Many measures of market volatility are ticking a bit higher after falling to 2016 lows a month ago. The trend is not limited to the S&P 500, but is being seen across a number of different stock benchmarks and asset classes.
One index, however, is moving counter to the recent trend. To be specific, the volatility index for the Brazil stock market remains elevated relative to others. The relative performance of this index, which trades under the symbol VXEWZ, serves as an interesting case study of how events can shape investor sentiment and cause the daily swings in the VIX-type market indexes. Let’s see what’s happening.
VIX Choppy Like Benihana
An advertising exec named Fred Barnard was the first to coin the phrase “a picture is worth a thousand words” in the 1920s. And Fred was certainly right. [Editor’s note: It’s valuable to listen to a guy named Fred.]
The chart below says a lot more about the recent action in VIX than I could possibly type into 1,000 words. To summarize, VIX rallied to 2016 highs on February 11 when it took a stab at the 30 level. Yet, by April 19, the index was dipping to 2016 lows and has been moving aimlessly in a narrow range since then.
I’m not sure how Mr. Barnard felt about tables, but the one below shows the percentage changes in the CBOE Volatility Index and a handful of other indexes over the past month and also since VIX closed at 2016 highs on February 11. Notice that VIX was nearly chopped in half since the February peak, but moved up nearly 9% over the past month. Similar tales are told in benchmarks that track NASDAQ Volatility (VXN), Dow Volatility (VXD), and so on.
|Since 2/11/16||Since 4/19/16|
|S&P 500 Volatility||VIX||-48.8%||8.8%|
|NASDAQ 100 Volatility||VXN||-43.7%||5.1%|
|Russell Small Cap Volatility||RVX||-41.7%||10.2%|
|Emerging Markets Volatility||VXEEM||-38.8%||11.0%|
|Euro Currency Volatility||EVZ||-30.6%||5.6%|
Data source: CBOE
In fact, only two volatility indexes have moved lower in the past month. The Oil Volatility Index (OVX) is down 5.5% after crude oil bubbled to $46.5 from roughly $40 per barrel. Meanwhile, the biggest loser among the volatility indexes in the past month is the VIX for the Brazil equities market, as VXEWZ has dropped 8.7%.
Brazil Takes the Gold in Volatility
Although VXEWZ seems to be moving counter to the broader volatility trend over the past month, the index is not much changed year to date. It’s in the low 40s and, compared to U.S. equity benchmarks, is extremely elevated.
Figure 2 plots the difference between VXEWZ and VIX. Notice that three years ago, VXEWZ was only modestly higher than the CBOE VIX. That difference started widening in mid-2013, and there was a major spike in October 2014 amid the global market rout. The difference narrowed dramatically as global equity markets recovered in the months that followed, but the trend over the past year has been widening once again. The difference even became a bit extreme in early April when the VXEWZ hit 56 and VIX was at 16.

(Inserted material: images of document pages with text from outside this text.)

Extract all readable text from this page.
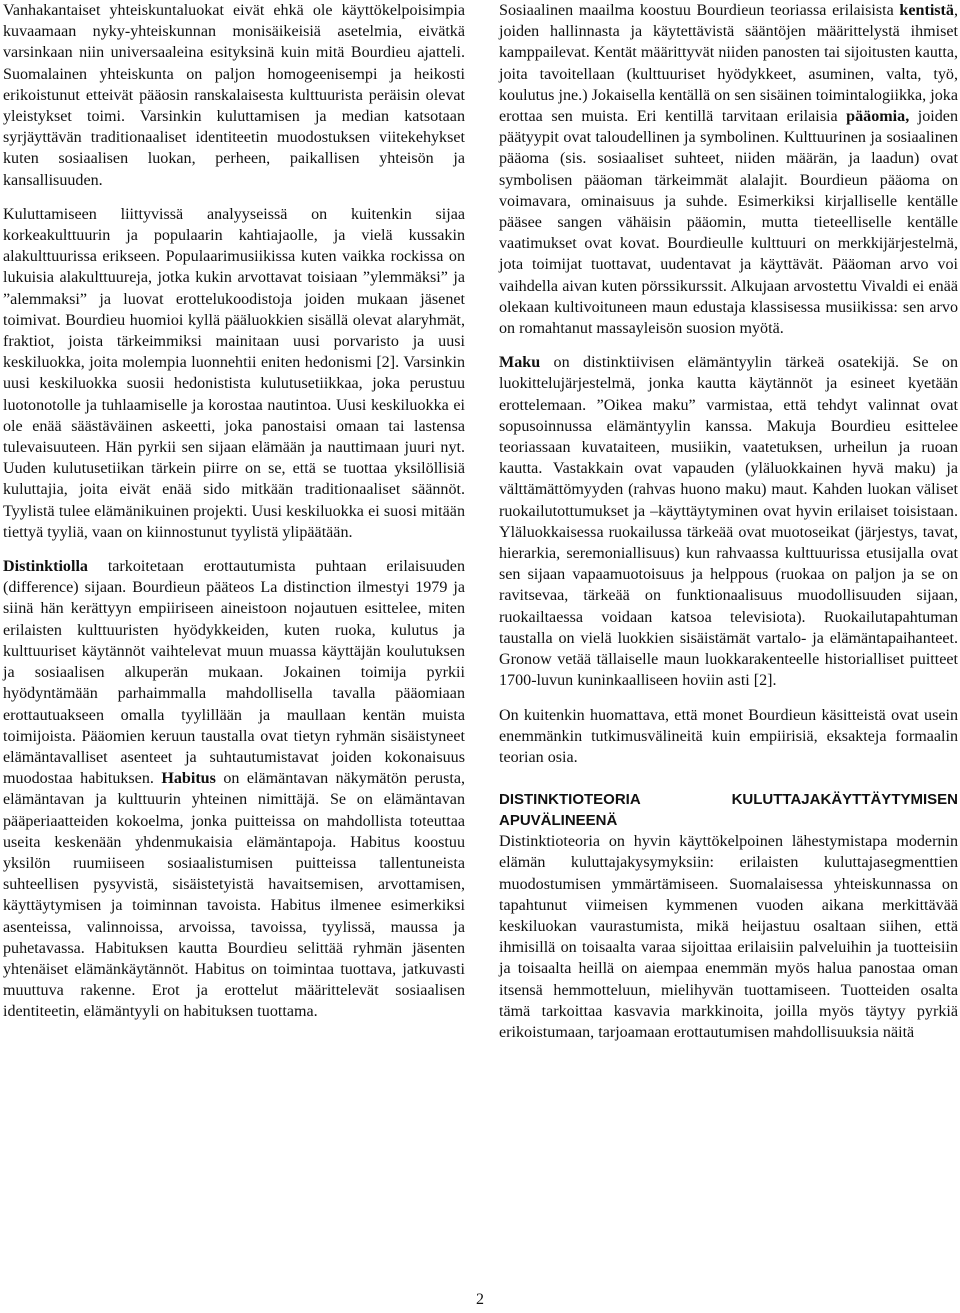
Vanhakantaiset yhteiskuntaluokat eivät ehkä ole käyttökelpoisimpia kuvaamaan nyky-yhteiskunnan monisäikeisiä asetelmia, eivätkä varsinkaan niin universaaleina esityksinä kuin mitä Bourdieu ajatteli. Suomalainen yhteiskunta on paljon homogeenisempi ja heikosti erikoistunut etteivät pääosin ranskalaisesta kulttuurista peräisin olevat yleistykset toimi. Varsinkin kuluttamisen ja median katsotaan syrjäyttävän traditionaaliset identiteetin muodostuksen viitekehykset kuten sosiaalisen luokan, perheen, paikallisen yhteisön ja kansallisuuden.

Kuluttamiseen liittyvissä analyyseissä on kuitenkin sijaa korkeakulttuurin ja populaarin kahtiajaolle, ja vielä kussakin alakulttuurissa erikseen. Populaarimusiikissa kuten vaikka rockissa on lukuisia alakulttuureja, jotka kukin arvottavat toisiaan ”ylemmäksi” ja ”alemmaksi” ja luovat erottelukoodistoja joiden mukaan jäsenet toimivat. Bourdieu huomioi kyllä pääluokkien sisällä olevat alaryhmät, fraktiot, joista tärkeimmiksi mainitaan uusi porvaristo ja uusi keskiluokka, joita molempia luonnehtii eniten hedonismi [2]. Varsinkin uusi keskiluokka suosii hedonistista kulutusetiikkaa, joka perustuu luotonotolle ja tuhlaamiselle ja korostaa nautintoa. Uusi keskiluokka ei ole enää säästäväinen askeetti, joka panostaisi omaan tai lastensa tulevaisuuteen. Hän pyrkii sen sijaan elämään ja nauttimaan juuri nyt. Uuden kulutusetiikan tärkein piirre on se, että se tuottaa yksilöllisiä kuluttajia, joita eivät enää sido mitkään traditionaaliset säännöt. Tyylistä tulee elämänikuinen projekti. Uusi keskiluokka ei suosi mitään tiettyä tyyliä, vaan on kiinnostunut tyylistä ylipäätään.

Distinktiolla tarkoitetaan erottautumista puhtaan erilaisuuden (difference) sijaan. Bourdieun pääteos La distinction ilmestyi 1979 ja siinä hän kerättyyn empiiriseen aineistoon nojautuen esittelee, miten erilaisten kulttuuristen hyödykkeiden, kuten ruoka, kulutus ja kulttuuriset käytännöt vaihtelevat muun muassa käyttäjän koulutuksen ja sosiaalisen alkuperän mukaan. Jokainen toimija pyrkii hyödyntämään parhaimmalla mahdollisella tavalla pääomiaan erottautuakseen omalla tyylillään ja maullaan kentän muista toimijoista. Pääomien keruun taustalla ovat tietyn ryhmän sisäistyneet elämäntavalliset asenteet ja suhtautumistavat joiden kokonaisuus muodostaa habituksen. Habitus on elämäntavan näkymätön perusta, elämäntavan ja kulttuurin yhteinen nimittäjä. Se on elämäntavan pääperiaatteiden kokoelma, jonka puitteissa on mahdollista toteuttaa useita keskenään yhdenmukaisia elämäntapoja. Habitus koostuu yksilön ruumiiseen sosiaalistumisen puitteissa tallentuneista suhteellisen pysyvistä, sisäistetyistä havaitsemisen, arvottamisen, käyttäytymisen ja toiminnan tavoista. Habitus ilmenee esimerkiksi asenteissa, valinnoissa, arvoissa, tavoissa, tyylissä, maussa ja puhetavassa. Habituksen kautta Bourdieu selittää ryhmän jäsenten yhtenäiset elämänkäytännöt. Habitus on toimintaa tuottava, jatkuvasti muuttuva rakenne. Erot ja erottelut määrittelevät sosiaalisen identiteetin, elämäntyyli on habituksen tuottama.

Sosiaalinen maailma koostuu Bourdieun teoriassa erilaisista kentistä, joiden hallinnasta ja käytettävistä sääntöjen määrittelystä ihmiset kamppailevat. Kentät määrittyvät niiden panosten tai sijoitusten kautta, joita tavoitellaan (kulttuuriset hyödykkeet, asuminen, valta, työ, koulutus jne.) Jokaisella kentällä on sen sisäinen toimintalogiikka, joka erottaa sen muista. Eri kentillä tarvitaan erilaisia pääomia, joiden päätyypit ovat taloudellinen ja symbolinen. Kulttuurinen ja sosiaalinen pääoma (sis. sosiaaliset suhteet, niiden määrän, ja laadun) ovat symbolisen pääoman tärkeimmät alalajit. Bourdieun pääoma on voimavara, ominaisuus ja suhde. Esimerkiksi kirjalliselle kentälle pääsee sangen vähäisin pääomin, mutta tieteelliselle kentälle vaatimukset ovat kovat. Bourdieulle kulttuuri on merkkijärjestelmä, jota toimijat tuottavat, uudentavat ja käyttävät. Pääoman arvo voi vaihdella aivan kuten pörssikurssit. Alkujaan arvostettu Vivaldi ei enää olekaan kultivoituneen maun edustaja klassisessa musiikissa: sen arvo on romahtanut massayleisön suosion myötä.

Maku on distinktiivisen elämäntyylin tärkeä osatekijä. Se on luokittelujärjestelmä, jonka kautta käytännöt ja esineet kyetään erottelemaan. ”Oikea maku” varmistaa, että tehdyt valinnat ovat sopusoinnussa elämäntyylin kanssa. Makuja Bourdieu esittelee teoriassaan kuvataiteen, musiikin, vaatetuksen, urheilun ja ruoan kautta. Vastakkain ovat vapauden (yläluokkainen hyvä maku) ja välttämättömyyden (rahvas huono maku) maut. Kahden luokan väliset ruokailutottumukset ja –käyttäytyminen ovat hyvin erilaiset toisistaan. Yläluokkaisessa ruokailussa tärkeää ovat muotoseikat (järjestys, tavat, hierarkia, seremoniallisuus) kun rahvaassa kulttuurissa etusijalla ovat sen sijaan vapaamuotoisuus ja helppous (ruokaa on paljon ja se on ravitsevaa, tärkeää on funktionaalisuus muodollisuuden sijaan, ruokailtaessa voidaan katsoa televisiota). Ruokailutapahtuman taustalla on vielä luokkien sisäistämät vartalo- ja elämäntapaihanteet. Gronow vetää tällaiselle maun luokkarakenteelle historialliset puitteet 1700-luvun kuninkaalliseen hoviin asti [2].

On kuitenkin huomattava, että monet Bourdieun käsitteistä ovat usein enemmänkin tutkimusvälineitä kuin empiirisiä, eksakteja formaalin teorian osia.

DISTINKTIOTEORIA KULUTTAJAKÄYTTÄYTYMISEN
APUVÄLINEENÄ

Distinktioteoria on hyvin käyttökelpoinen lähestymistapa modernin elämän kuluttajakysymyksiin: erilaisten kuluttajasegmenttien muodostumisen ymmärtämiseen. Suomalaisessa yhteiskunnassa on tapahtunut viimeisen kymmenen vuoden aikana merkittävää keskiluokan vaurastumista, mikä heijastuu osaltaan siihen, että ihmisillä on toisaalta varaa sijoittaa erilaisiin palveluihin ja tuotteisiin ja toisaalta heillä on aiempaa enemmän myös halua panostaa oman itsensä hemmotteluun, mielihyvän tuottamiseen. Tuotteiden osalta tämä tarkoittaa kasvavia markkinoita, joilla myös täytyy pyrkiä erikoistumaan, tarjoamaan erottautumisen mahdollisuuksia näitä

2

The 40-point difference in VIX and VXEWZ in April appears to owe to several factors. First, Brazil is an oil exporter, and falling crude prices seemed to be raising concerns about profits for the big oil companies. Additionally, an unfolding scandal that has now escalated into an impeachment trial of President Rousseff raised anxiety on the geopolitical front. Brazil is also ground zero for the Zika virus, and travel warnings have been issued ahead of the upcoming summer Olympics. All of this transpired as the country grapples with an economic downturn.
Not to draw too many comparisons between the U.S. and Brazil, because it’s not really comparing apples to apples. Since the GDP of the U.S. is nearly three times that of Brazil, it's more like comparing apples to really big apples. Still, the chief concerns in the U.S. (the Fed, slowing consumer spending, weak earnings growth, and twists and turns in the presidential race) pale in comparison to the tribulations facing Brazil’s stock market.
In short, Brazil’s stock market is priced for much higher volatility because of the myriad of different factors clouding the economic landscape. It’s keeping VXEWZ elevated to VIX, and the difference has even reached some extremes lately.
That’s what's so fascinating about financial markets and options pricing: news flow and information can change investor perceptions, which are quickly reflected in market indexes derived from the prices of put and call options. Never before have investors had access to such unique barometers or gauges to help make sense of what is happening in the financial world.